BORGOCARBONARA. La filiera del tartufo tiene, nonostante i ristoranti chiusi: «Ci siamo organizzati e abbiamo cercato nuovi canali di vendita», spiegano gli operatori del settore. Resta il problema per i ristoranti che hanno perso una stagione tradizionalmente molto proficua a livello di numeri.
Il tartufo è un’eccellenza del territorio mantovano e in particolare dell'Oltrepò; quella che va da fine settembre a gennaio inoltrato, in questa zona, non è solo la stagione delle nebbie, ma anche quella in cui si apprezza il prezioso tubero. Ci sono fiere e sagre dedicate e nei menu dei ristoranti fanno il loro ingresso i piatti a base di tartufo. Ma quest’anno le cose sono andate diversamente, si tratta di un anno anomalo e su questo sono tutti d'accordo.
«Certo, qualcosa è mancato, è innegabile – dice Tiziano Casari, titolare di un’azienda che da anni opera nella commercializzazione del tubero – ma ci siamo organizzati, abbiamo cercato nuovi clienti e nuove vie e tutto sommato non possiamo lamentarci. Se lo scorso anno eravamo pienamente soddisfatti quest’anno lo possiamo definire sufficiente».
Il prezzo del tartufo si aggira quest’anno intorno ai 2.500 euro al chilo e la chiusura dei ristoranti nella nostra provincia non ha influito in modo sensibile sulle quotazioni, secondo gli esperti. «Il prezzo è determinato dalla produzione, principalmente», dicono gli operatori. E quest’anno la produzione è abbastanza buona: per avere un termine di paragone si deve pensare che lo scorso anno, in cui la produzione era molto abbondante, il prezzo al chilo era inferiore di circa mille euro.
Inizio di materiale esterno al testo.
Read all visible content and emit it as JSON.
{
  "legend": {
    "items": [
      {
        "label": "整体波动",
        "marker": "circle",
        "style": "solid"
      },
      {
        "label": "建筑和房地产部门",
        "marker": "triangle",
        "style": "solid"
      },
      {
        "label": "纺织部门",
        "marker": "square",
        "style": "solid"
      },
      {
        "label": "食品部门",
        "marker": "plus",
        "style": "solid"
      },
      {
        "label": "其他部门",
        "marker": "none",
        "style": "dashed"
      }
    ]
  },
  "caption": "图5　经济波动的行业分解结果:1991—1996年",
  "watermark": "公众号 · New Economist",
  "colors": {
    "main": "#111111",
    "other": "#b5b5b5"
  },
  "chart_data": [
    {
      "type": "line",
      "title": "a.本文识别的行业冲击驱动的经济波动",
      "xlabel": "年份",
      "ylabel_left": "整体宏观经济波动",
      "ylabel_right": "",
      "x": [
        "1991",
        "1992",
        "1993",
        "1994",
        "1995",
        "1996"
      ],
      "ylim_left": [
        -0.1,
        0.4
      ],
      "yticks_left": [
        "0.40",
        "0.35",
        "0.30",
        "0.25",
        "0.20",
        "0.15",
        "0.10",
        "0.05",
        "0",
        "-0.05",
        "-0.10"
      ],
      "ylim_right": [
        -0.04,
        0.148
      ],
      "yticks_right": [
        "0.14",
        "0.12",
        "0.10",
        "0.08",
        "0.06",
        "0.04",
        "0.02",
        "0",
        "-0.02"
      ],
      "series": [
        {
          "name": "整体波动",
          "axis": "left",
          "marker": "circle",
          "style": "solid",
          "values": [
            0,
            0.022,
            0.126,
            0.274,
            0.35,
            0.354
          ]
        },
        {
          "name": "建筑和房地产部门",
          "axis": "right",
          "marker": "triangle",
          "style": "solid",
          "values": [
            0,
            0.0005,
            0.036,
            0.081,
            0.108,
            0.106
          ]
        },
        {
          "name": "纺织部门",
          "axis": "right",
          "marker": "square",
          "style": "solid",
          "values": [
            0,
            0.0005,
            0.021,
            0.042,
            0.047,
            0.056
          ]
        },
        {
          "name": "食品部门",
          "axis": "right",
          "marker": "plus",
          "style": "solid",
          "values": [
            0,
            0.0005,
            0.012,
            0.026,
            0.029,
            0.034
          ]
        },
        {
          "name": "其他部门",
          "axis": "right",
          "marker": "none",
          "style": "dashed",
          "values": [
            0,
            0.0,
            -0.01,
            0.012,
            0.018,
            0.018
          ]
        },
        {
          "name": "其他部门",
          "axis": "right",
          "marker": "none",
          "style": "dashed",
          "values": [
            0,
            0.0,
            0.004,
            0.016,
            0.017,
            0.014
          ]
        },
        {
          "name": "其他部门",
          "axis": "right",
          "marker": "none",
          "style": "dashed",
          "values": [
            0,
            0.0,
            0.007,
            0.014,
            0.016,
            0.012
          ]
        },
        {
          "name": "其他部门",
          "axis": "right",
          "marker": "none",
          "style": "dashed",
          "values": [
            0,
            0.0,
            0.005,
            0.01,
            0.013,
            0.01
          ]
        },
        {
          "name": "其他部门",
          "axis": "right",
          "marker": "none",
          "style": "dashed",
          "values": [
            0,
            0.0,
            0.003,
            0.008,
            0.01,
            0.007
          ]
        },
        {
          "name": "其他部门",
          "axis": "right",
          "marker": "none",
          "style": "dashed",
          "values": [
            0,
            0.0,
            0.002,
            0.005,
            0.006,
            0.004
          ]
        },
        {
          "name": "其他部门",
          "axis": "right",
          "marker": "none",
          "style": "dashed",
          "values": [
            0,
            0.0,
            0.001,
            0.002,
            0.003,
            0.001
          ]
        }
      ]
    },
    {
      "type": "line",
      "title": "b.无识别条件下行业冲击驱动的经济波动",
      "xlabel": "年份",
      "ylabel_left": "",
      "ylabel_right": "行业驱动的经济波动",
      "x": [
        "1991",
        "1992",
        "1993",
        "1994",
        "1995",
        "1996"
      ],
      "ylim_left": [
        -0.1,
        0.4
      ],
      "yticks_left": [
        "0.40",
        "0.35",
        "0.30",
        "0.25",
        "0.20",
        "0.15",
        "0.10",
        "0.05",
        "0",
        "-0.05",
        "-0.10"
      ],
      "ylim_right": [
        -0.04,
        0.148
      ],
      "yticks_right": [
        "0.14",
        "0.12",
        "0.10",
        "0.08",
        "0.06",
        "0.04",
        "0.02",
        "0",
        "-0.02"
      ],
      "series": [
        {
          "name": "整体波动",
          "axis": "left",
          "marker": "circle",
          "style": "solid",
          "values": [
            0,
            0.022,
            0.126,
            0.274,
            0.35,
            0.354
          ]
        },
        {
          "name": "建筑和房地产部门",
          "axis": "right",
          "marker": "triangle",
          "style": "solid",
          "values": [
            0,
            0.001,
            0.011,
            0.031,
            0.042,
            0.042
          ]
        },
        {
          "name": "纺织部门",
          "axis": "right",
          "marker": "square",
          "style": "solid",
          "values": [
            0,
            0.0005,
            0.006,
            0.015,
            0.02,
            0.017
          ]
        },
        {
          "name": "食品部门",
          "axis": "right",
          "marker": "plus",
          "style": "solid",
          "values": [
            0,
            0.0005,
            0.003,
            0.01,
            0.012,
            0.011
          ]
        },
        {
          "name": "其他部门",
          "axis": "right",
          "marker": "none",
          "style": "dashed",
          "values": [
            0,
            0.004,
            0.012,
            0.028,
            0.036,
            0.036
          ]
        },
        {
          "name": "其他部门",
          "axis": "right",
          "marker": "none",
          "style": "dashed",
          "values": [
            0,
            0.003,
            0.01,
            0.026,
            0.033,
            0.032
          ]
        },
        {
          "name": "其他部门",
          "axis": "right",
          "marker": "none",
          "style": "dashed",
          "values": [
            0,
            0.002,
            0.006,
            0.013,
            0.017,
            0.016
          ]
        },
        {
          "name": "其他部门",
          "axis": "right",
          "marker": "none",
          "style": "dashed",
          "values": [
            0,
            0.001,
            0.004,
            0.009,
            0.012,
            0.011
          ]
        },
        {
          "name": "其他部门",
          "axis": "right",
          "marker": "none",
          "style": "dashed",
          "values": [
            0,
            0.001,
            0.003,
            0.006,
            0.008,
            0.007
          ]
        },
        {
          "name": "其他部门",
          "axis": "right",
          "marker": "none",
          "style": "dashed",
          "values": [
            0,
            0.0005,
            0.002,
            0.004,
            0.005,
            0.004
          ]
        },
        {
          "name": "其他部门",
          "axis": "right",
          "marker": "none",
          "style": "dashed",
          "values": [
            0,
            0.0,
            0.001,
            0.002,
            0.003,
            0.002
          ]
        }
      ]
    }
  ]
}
Mentre nel 2008, anno eccezionalmente scarso, le quotazioni erano arrivate a toccare i 4 o 5mila euro.
I ristoranti hanno dovuto abbassare le saracinesche proprio quando iniziava la stagione del tartufo e le sagre, tradizione del basso mantovano, erano già saltate tutte. «La situazione era difficile, ma ci siamo rimboccati le maniche – racconta Casari – ci siamo impegnati con i cavatori ad acquistare la produzione a prezzo di mercato e poi ci siamo occupati di cercare nuovi sbocchi di vendita. Questo ci ha permesso di far conoscere il tartufo mantovano in città vicine, dell’Emilia e del Veneto. Anche nelle cose negative bisogna sempre cercare qualche aspetto positivo. C'è sempre qualche aspetto positivo».
A sopperire all’assenza dei ristoranti mantovani hanno contribuito molto anche le gastronomie. «In molti hanno deciso di cucinare a casa propria il tartufo – spiega Paolo Papazzoni dell’associazione Trifulin Mantuan – questo ha attutito gli effetti negativi». La vendita nelle gastronomie è aumentata del 300 per cento, infatti. Di anno anomalo parla anche Papazzoni che guarda alla ristorazione: «Il settore tartufo regge ma il problema è grave per i ristoranti della zona che in questo periodo hanno sempre visto un boom di clienti desiderosi di degustare». Non ci sono invece problemi per la cavatura: «I cercatori possono muoversi tranquillamente perché sono fuori a tutti gli effetti per lavoro» spiega Papazzoni.
Lo stop invece è arrivato per le iniziative di promozione promosse dall’Associazione strada del tartufo. «Siamo in stand by per quest’anno – spiega il sindaco di Borgocarbonara Lisetta Superbi – sono mancate le sagre e tutte le conferenza e gli appuntamenti connessi che mirano a far conoscere la cultura del tartufo e del territorio. Ma è una battuta d’arresto temporanea, la voglia di riprendere è tanta e dal prossimo anno saremo pronti a ripartire».